Далее — техника. «Путевка в жизнь» была первой звуковой лентой. Ее создатели ‹…› еще только-только осваивали звук как средство выразительности. Создатели «Педагогической поэмы» ‹…› имеют в своем распоряжении не только ставший привычным звук, но и ставший привычным цвет.
Не будем говорить об опыте, традициях, накопленных за четверть века. То, что должно было стать самым важным преимуществом авторов «Поэмы», — стало их самой большой слабостью. Традиции оказались утерянными, а опыт... На этот раз оправдался парадокс Марка Твена, заметившего как-то, что опыт ничему не учит.
Правда, в оправдание «Педагогической поэмы» могут выдвинуть сакраментальное слово «экранизация». Действительно, экранизации сплошь и рядом не удаются. И, действительно, многие недостатки «Педагогической поэмы» — это типичные ошибки экранизации. ‹…›
Поэма... Это то, чего больше всего не хватает новому фильму. Ему не хватает романтики, и страсти, и поэзии пересоздания человеческой личности, которыми щедро наделена «Путевка в жизнь». Когда на экране снова — через 25 лет — во весь рост появляется фигура Василия Ивановича Качалова и звучит его неповторимый голос, обращенный прямо в зрительный зал, вы понимаете, что создатели картины задумали ее именно как педагогическую поэму; хотя и не определили этим именем, ставшим крылатым после появления книги Макаренко. В фильме «Педагогическая поэма» все происходит наоборот, донельзя буднично.
Почти одинаковая ситуация в обоих фильмах: первое появление Макаренко и первое появление Сергеева. Оба они являются в тот критический момент, когда деткомиссия сталкивается с «трудным» случаем. Когда надо решить сложный педагогический вопрос, что делать с «трудновоспитуемыми» ребятами — с такими, что бегут из всех приемников и детских домов. Куда их — в труддом? За решетку как неисправимых?
Оба героя входят в картину в столкновении с противниками, с теми, кто готов прибегнуть к этому простому, но увы, на сей раз неверному средству. И все же, как по-разному выглядит их появление!
«Педагогическая поэма» начинается так:
Из затемнения. На пылающем фоне появляется: «1920» .
Но в просторных апартаментах губнаробраза, где начинается действие фильма, вы не ощутите дыхания этого сурового и голодного двадцатого года. Приметы времени как будто бы и соблюдены в отдельных деталях, но не нашли выражения в общем колорите картины.
Все начало выдержано в светлых, нарядных тонах. Декоративно выглядят даже лохмотья мальчугана в буденовке, который пытается спастись в окно от «благодеяний» инспектора губнаробраза Шарина.

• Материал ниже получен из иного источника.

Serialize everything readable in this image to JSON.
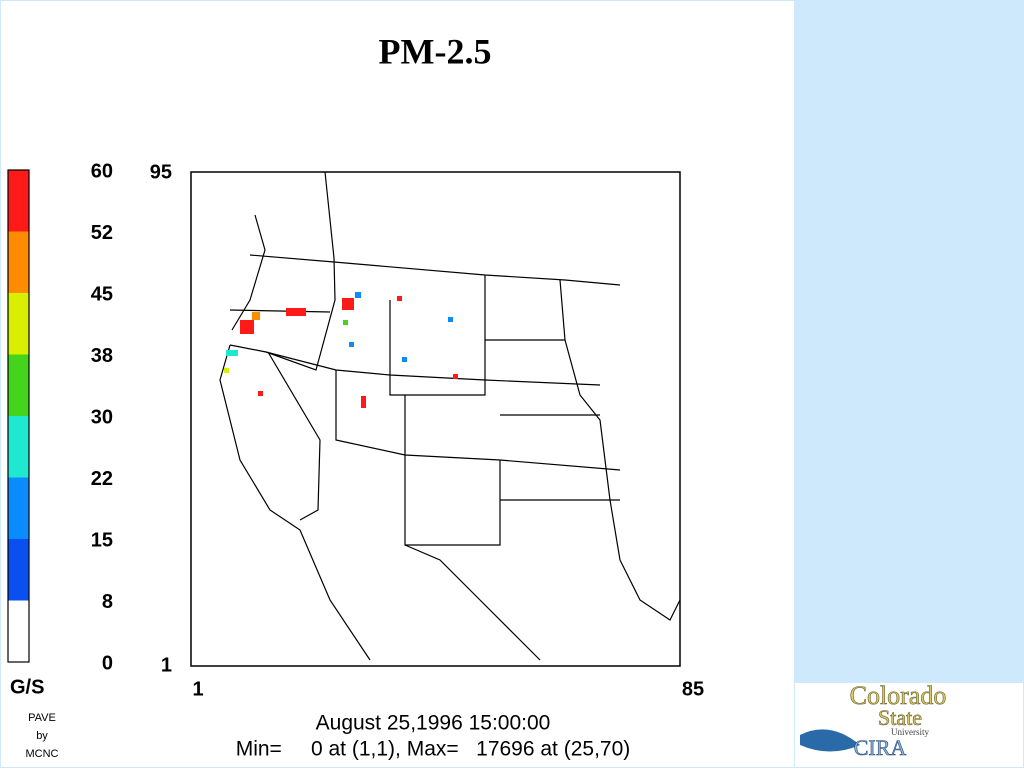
{
  "title": "PM-2.5",
  "colorbar": {
    "unit": "G/S",
    "ticks": [
      60,
      52,
      45,
      38,
      30,
      22,
      15,
      8,
      0
    ],
    "colors": [
      "#ff1a1a",
      "#ff8c00",
      "#d8f000",
      "#44d41c",
      "#1ee8d0",
      "#0a8cff",
      "#0a50f0",
      "#ffffff"
    ]
  },
  "axes": {
    "y_top": "95",
    "y_bottom": "1",
    "x_left": "1",
    "x_right": "85"
  },
  "footer": {
    "date": "August 25,1996 15:00:00",
    "stats": "Min=     0 at (1,1), Max=   17696 at (25,70)"
  },
  "credit": [
    "PAVE",
    "by",
    "MCNC"
  ],
  "logo": {
    "line1": "Colorado",
    "line2": "State",
    "line3": "University",
    "line4": "CIRA"
  }
}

И вспоминается: длинный стол, промерзлая, голая комната, до отказа набитая людьми. Кутаются в шубы, телогрейки, шинели, греются жидким чаем из жестяного закопченного чайника члены деткомиссии. Усталость легла на лица — который день без отдыха идет работа. А там, за дверьми — кишащее необозримое море беспризорников. Лежат вповалку на полу, сидят вплотную на лестницах. Нога человека, который захотел бы пройти по этим комнатам, коридорам и лестницам, ступила бы в живое человеческое месиво. Месиво серых лохмотьев, бесконечно разнообразных и бесконечно однообразных в своем живописном убожестве. Месиво серых, изможденных, настороженных ребячьих лиц. И над этим морем нищеты и бездомности — тоскливая, протяжная песня — «Позабыт, позаброшен».
Это стихия беспризорщины, которую должны одолеть несколько усталых, замерзших людей, собравшихся за длинным столом и с героическим упорством продолжающих свою, казалось бы, безнадежную работу.
А за окнами Москва в дребезге трамваев и дробном стуке извозчичьих пролеток, в церковных маковках и крестах, в полотнищах плакатов, с толкотней торговок и мешочников на Сухаревке, с каракулевыми манто нэпманских жен, с нетоплеными комнатами учреждений — Москва 1925 года. Не надо титра, чтобы догадаться об этом. И, хотя картина не цветная, вы как будто бы видите поблекшее золото крестов, красные туловища трамваев, тусклые оттенки облупившихся фасадов, мглистую, белесую муть зимнего неба.
Да, преимущество реалистического изображения на стороне «Путевки в жизнь», которая с первых кадров вводит вас не только в обстоятельства, но и в атмосферу предстоящих событий. ‹…›
Туровская М. Встретились два фильма // Искусство кино. 1957. № 3.